What sort of changes in the properties of organic or drug molecules can be anticipated if you substitute some or all of the oxygen atoms with sulfur atoms, and vice versa.
My interest in this question is for chemical graph theory perspective. There are numerous parameters calculated on molecular graphs (in trying to relate to chemical or biological activity) which are indifferent to the above substitution. I would like to make an appropriate adjustment if the effects are really significant.
In asking this question - Why do chalcogens (Group VI) stink so badly? - I received a couple answers and comments along the lines of "it's not quite so simple". The same would generally apply here; there isn't one change in behavior, or even a finite set of behavioral changes, that could be predicted by an oxygen-to-sulfur exchange.
Just as a basic example, compare methanol ($\ce{CH_3(OH)}$) to methyl mercaptan, ($\ce{CH_3(SH)}$). Methanol is a colorless liquid at RT with a sweetish odor. Methyl mercaptan, with a higher molecular mass due to the sulfur switch, is nevertheless a gas at RT and smells like rotting cabbage.
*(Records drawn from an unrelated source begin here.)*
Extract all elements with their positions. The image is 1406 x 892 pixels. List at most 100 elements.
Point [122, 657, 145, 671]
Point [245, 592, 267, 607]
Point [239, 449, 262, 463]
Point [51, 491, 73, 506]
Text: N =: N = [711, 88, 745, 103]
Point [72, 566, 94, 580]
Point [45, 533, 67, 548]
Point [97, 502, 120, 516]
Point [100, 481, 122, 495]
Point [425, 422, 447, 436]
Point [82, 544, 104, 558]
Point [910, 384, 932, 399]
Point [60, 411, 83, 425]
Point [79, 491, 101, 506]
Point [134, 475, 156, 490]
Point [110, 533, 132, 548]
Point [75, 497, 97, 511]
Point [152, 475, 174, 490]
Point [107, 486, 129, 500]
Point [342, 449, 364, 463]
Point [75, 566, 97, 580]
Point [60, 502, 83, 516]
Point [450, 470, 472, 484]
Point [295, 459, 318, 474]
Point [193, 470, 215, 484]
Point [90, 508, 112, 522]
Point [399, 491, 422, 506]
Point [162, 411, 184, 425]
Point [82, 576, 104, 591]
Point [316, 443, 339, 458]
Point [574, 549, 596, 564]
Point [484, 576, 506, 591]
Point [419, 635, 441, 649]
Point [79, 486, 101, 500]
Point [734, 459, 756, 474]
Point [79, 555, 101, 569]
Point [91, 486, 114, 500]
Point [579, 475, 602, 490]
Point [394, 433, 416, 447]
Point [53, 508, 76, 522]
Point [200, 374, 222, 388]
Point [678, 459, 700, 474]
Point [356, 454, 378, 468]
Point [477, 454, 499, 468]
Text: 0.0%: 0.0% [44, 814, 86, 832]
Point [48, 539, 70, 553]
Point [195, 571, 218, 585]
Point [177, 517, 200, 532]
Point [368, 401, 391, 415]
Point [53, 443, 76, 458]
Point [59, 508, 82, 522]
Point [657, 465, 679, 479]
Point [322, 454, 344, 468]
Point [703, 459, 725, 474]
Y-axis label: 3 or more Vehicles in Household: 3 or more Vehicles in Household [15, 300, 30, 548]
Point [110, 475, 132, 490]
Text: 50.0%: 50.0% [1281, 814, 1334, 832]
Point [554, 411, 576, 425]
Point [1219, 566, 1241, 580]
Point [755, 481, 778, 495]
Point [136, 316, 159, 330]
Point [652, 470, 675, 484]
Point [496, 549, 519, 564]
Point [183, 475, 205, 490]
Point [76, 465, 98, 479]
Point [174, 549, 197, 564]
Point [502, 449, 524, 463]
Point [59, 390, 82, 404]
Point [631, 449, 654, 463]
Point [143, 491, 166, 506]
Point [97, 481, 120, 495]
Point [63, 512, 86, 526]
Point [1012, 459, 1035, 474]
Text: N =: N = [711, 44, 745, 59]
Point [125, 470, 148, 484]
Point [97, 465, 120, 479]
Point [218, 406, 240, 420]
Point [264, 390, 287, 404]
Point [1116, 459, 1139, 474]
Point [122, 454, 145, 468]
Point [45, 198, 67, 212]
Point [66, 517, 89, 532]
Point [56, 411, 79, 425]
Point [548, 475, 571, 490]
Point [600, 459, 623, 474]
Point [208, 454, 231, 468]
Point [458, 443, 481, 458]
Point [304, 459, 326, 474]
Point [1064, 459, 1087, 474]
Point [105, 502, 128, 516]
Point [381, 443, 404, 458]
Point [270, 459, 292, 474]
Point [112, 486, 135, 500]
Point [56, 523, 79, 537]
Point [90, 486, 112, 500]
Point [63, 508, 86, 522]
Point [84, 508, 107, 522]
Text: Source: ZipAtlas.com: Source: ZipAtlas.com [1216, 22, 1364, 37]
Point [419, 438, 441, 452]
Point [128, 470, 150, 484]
Methanol metabolizes into formic acid and formaldehyde which in sufficient doses causes nerve damage, specifically to the optic nerve. Methyl mercaptan is pretty much its own metabolite; while also toxic in sufficient doses, it's readily filtered out by the liver and kidneys, as it's produced by bacterial breakdown of many of the foods we eat (especially highly-fibrous vegetables, legumes etc).
Perhaps the most common occurrence of sulfur in otherwise organic molecules is a sulfhydryl group (R-SH), forming a thiol. The alcohol-to-thiol switch is relatively common in human biochemistry and as such is also of interest in pharmacology. The Wikipedia page on thiols lists the following basic changes between an alcohol and its thiol analog:
In general, you can expect the sulfur analog of pretty much any organic functional group (alcohols->thiols, aldehydes->thials, ketones->thioketones, esters->thioesters, ethers->thioethers, etc) to be more reactive. However, exactly how the sulfur switch will affect the actual reactions the compound will undergo is best studied case by case, as there is no one way that a particular sulfur-bearing functional group will behave when introduced into the complex chemical stew of human biology.
One near-constant; sulfur in small doses can smell pleasant, because sulfur is an essential not-so-trace element in humans (oranges and grapefruit, for instance, have some volatile sulfur compounds that contribute to their smell and taste). Sulfur in high concentrations stinks, because for the same reasons it is essential in biochemistry, too much of it is toxic (which is a pretty good illustration of the First Rule of Toxicology - every substance, in sufficient dosage, is toxic).